Dr. Browning was a program manager in DSO from 2000-2007, where she initiated and managed a diverse R&D portfolio in areas that included metamaterials, bio-magnetics, unmanned underwater vehicle energy storage, portable power, thermoelectric materials and others. Dr. Browning also worked as a research physicist at the Naval Research Laboratory from 1984-2000 where her primary areas of research included thermoelectric materials, superconductors, magnetics, and magnetic oxide materials.

Dr. Browning earned a doctorate in physics from The Catholic University of America, a Master of Science degree in physics from the University of Maryland, and a Bachelor of Science degree in physics from Virginia Tech.

Presentation Abstract 

Title: DARPA and the Defense Sciences Office:  Science in Service to National Security

The Defense Advanced Research Projects Agency (DARPA) was established in 1958 to prevent strategic surprise by ensuring the U.S. remains at the forefront of the scientific and technological frontier.  To fulfill its mission, the Agency relies on a diverse community of performers to apply multi-disciplinary approaches to both advance knowledge through basic research and create innovative technologies that address current, emerging and future national security challenge problems through applied research.  As the Defense Department’s primary innovation engine, DARPA undertakes projects that are finite in duration but that create lasting revolutionary change related to national security as well as the broader science and technology community.

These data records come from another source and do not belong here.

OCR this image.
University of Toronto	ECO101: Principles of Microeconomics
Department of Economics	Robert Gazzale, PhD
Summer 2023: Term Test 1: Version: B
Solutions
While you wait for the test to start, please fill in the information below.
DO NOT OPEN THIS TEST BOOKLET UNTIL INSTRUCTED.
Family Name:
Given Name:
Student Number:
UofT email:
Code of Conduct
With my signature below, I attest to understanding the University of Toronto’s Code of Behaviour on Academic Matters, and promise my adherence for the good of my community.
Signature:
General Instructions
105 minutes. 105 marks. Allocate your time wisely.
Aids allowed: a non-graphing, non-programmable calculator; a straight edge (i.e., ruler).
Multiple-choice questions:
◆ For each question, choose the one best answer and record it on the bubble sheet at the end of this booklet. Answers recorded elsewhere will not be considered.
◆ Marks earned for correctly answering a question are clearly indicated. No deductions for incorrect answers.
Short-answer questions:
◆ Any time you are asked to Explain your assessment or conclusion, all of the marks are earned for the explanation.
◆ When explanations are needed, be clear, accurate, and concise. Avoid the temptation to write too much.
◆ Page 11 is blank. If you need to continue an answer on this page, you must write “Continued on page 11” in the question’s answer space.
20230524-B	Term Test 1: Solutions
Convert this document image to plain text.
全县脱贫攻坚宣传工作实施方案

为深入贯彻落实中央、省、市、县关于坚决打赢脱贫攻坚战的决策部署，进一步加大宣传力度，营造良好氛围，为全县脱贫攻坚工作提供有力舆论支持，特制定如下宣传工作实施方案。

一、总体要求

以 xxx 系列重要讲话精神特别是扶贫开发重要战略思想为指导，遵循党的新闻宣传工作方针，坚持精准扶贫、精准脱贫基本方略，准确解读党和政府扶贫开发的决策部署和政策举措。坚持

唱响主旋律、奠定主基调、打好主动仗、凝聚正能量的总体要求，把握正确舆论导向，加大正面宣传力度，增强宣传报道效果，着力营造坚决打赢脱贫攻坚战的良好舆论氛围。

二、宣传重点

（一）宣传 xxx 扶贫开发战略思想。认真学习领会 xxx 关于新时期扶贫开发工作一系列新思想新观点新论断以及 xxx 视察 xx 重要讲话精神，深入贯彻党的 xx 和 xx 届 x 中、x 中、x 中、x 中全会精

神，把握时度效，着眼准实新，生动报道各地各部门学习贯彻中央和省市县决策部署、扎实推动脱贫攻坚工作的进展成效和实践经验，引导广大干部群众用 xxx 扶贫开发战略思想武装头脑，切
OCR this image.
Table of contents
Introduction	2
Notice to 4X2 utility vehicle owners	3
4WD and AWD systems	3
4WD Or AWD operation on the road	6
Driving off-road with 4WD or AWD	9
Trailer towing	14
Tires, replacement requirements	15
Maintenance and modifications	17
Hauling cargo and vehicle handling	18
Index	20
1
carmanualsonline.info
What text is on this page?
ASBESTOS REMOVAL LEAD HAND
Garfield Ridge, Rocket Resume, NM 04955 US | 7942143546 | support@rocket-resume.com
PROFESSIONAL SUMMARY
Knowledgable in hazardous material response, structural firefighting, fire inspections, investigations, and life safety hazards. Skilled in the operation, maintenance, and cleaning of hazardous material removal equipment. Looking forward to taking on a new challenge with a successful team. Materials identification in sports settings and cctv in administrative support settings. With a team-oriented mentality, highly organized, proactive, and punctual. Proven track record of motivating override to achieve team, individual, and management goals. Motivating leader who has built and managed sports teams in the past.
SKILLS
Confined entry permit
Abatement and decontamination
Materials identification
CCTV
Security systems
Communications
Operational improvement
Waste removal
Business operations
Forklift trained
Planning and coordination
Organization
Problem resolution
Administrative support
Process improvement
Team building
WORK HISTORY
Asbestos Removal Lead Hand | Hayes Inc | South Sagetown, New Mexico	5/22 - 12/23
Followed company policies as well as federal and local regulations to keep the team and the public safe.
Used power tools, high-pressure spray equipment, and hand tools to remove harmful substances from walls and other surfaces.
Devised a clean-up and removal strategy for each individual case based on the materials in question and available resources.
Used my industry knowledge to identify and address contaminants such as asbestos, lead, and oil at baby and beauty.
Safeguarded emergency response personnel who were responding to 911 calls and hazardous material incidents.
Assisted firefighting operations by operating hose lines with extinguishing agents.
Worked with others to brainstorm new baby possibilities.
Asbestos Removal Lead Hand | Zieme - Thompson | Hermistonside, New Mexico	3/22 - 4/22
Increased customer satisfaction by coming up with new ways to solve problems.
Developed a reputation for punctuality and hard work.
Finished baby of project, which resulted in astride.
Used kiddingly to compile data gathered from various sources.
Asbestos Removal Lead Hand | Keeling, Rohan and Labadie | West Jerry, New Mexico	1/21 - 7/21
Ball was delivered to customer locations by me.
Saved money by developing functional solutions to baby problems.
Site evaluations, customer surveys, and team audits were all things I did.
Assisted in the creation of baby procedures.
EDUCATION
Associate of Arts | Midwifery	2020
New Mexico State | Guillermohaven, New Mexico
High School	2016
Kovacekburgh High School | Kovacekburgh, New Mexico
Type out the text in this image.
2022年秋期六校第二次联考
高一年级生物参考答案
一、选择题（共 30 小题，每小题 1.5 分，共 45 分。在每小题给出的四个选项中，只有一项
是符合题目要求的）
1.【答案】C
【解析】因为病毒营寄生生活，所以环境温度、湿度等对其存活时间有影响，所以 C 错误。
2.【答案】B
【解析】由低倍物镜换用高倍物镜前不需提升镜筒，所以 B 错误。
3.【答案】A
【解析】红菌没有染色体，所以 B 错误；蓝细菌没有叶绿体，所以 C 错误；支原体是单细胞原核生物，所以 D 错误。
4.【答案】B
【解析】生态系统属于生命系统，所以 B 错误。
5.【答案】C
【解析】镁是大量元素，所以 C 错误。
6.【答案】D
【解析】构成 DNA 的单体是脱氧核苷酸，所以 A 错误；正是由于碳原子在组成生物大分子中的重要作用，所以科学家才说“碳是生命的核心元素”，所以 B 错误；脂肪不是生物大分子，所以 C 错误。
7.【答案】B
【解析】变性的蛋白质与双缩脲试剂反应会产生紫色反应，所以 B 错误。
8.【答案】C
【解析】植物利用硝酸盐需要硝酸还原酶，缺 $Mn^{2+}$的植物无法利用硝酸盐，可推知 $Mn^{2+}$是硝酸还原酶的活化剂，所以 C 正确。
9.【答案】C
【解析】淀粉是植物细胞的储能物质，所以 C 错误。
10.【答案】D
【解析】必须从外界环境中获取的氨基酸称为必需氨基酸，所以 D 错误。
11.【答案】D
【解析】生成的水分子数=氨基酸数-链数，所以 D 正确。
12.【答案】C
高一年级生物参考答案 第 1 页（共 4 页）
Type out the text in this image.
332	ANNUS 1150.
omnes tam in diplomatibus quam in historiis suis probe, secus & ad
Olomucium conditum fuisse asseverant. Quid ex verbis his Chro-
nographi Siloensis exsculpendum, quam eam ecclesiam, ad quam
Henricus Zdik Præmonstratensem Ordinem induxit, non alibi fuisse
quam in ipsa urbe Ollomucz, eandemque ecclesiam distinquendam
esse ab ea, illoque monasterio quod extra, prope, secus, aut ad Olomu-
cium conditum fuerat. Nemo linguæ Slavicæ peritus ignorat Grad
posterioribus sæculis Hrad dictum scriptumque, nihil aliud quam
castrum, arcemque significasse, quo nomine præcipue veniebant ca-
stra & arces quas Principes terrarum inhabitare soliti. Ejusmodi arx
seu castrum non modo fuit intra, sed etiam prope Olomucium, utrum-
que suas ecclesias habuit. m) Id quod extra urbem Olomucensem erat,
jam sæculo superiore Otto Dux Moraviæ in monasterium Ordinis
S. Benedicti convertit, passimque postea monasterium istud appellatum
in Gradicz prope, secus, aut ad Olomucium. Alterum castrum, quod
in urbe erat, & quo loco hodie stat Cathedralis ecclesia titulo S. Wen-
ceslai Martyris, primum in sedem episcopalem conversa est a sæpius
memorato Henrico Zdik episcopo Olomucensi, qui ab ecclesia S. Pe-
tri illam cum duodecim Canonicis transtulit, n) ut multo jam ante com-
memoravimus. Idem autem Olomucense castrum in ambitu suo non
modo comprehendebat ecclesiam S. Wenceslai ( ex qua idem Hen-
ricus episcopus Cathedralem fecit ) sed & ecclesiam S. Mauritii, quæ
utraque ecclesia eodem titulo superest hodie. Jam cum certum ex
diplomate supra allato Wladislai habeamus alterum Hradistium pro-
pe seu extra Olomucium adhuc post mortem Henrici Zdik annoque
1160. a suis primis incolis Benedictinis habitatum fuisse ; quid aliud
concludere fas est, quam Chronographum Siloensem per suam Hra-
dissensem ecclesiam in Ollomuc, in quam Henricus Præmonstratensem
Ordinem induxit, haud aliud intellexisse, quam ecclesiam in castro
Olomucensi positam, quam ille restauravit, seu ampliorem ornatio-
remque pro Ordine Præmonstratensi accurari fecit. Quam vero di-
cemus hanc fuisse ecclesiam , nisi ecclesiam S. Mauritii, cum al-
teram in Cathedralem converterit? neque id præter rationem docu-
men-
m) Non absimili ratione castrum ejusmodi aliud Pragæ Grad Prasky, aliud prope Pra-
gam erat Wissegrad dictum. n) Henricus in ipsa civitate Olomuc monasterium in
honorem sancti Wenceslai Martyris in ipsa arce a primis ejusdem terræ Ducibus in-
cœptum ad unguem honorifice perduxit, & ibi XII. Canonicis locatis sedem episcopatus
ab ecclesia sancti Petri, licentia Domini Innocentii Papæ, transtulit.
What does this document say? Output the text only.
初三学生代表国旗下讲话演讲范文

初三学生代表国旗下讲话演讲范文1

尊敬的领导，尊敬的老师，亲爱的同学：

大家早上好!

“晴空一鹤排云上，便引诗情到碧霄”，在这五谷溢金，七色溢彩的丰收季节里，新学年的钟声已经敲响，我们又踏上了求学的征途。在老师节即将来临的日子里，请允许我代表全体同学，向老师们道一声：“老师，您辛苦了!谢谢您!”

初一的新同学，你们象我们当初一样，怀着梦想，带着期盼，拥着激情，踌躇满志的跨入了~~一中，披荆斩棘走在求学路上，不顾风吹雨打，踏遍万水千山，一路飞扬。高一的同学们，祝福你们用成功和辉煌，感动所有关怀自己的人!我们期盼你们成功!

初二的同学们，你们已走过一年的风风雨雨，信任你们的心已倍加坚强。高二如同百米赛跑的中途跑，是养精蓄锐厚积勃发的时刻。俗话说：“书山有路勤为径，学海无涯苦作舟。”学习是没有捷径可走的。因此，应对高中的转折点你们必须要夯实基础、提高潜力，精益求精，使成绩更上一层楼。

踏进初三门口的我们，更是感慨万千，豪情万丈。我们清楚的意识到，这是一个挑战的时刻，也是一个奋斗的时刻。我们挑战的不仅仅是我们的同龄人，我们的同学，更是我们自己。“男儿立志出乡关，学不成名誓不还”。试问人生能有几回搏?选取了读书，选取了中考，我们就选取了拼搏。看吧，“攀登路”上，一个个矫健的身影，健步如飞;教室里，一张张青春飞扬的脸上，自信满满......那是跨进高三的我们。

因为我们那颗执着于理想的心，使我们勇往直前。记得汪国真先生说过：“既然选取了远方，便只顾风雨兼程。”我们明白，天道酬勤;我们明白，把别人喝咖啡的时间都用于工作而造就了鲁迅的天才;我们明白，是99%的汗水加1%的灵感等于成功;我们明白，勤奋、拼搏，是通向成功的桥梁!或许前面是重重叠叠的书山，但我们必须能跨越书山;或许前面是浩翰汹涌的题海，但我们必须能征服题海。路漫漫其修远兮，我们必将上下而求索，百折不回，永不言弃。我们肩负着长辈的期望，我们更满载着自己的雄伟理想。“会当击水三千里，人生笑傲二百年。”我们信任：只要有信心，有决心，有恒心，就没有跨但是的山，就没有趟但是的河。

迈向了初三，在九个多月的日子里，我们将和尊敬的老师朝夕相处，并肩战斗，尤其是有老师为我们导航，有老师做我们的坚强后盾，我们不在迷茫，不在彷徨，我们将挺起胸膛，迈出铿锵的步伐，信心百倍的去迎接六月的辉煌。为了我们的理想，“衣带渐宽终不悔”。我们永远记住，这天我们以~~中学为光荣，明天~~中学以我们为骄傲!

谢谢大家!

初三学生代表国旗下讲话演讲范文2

DARPA's Defense Sciences Office (DSO) identifies and pursues high-risk, high-payoff research initiatives across a broad spectrum of science and engineering disciplines and transforms them into important, new game-changing technologies for national security. Current DSO themes include frontiers in math, computation and design, limits of sensing and sensors, complex social systems, and anticipating capabilities for current and future threats.

This presentation will provide an introduction to the DARPA mission, information on how to work with DARPA and the Defense Sciences Office, and a description of DSO’s current research activities and interests.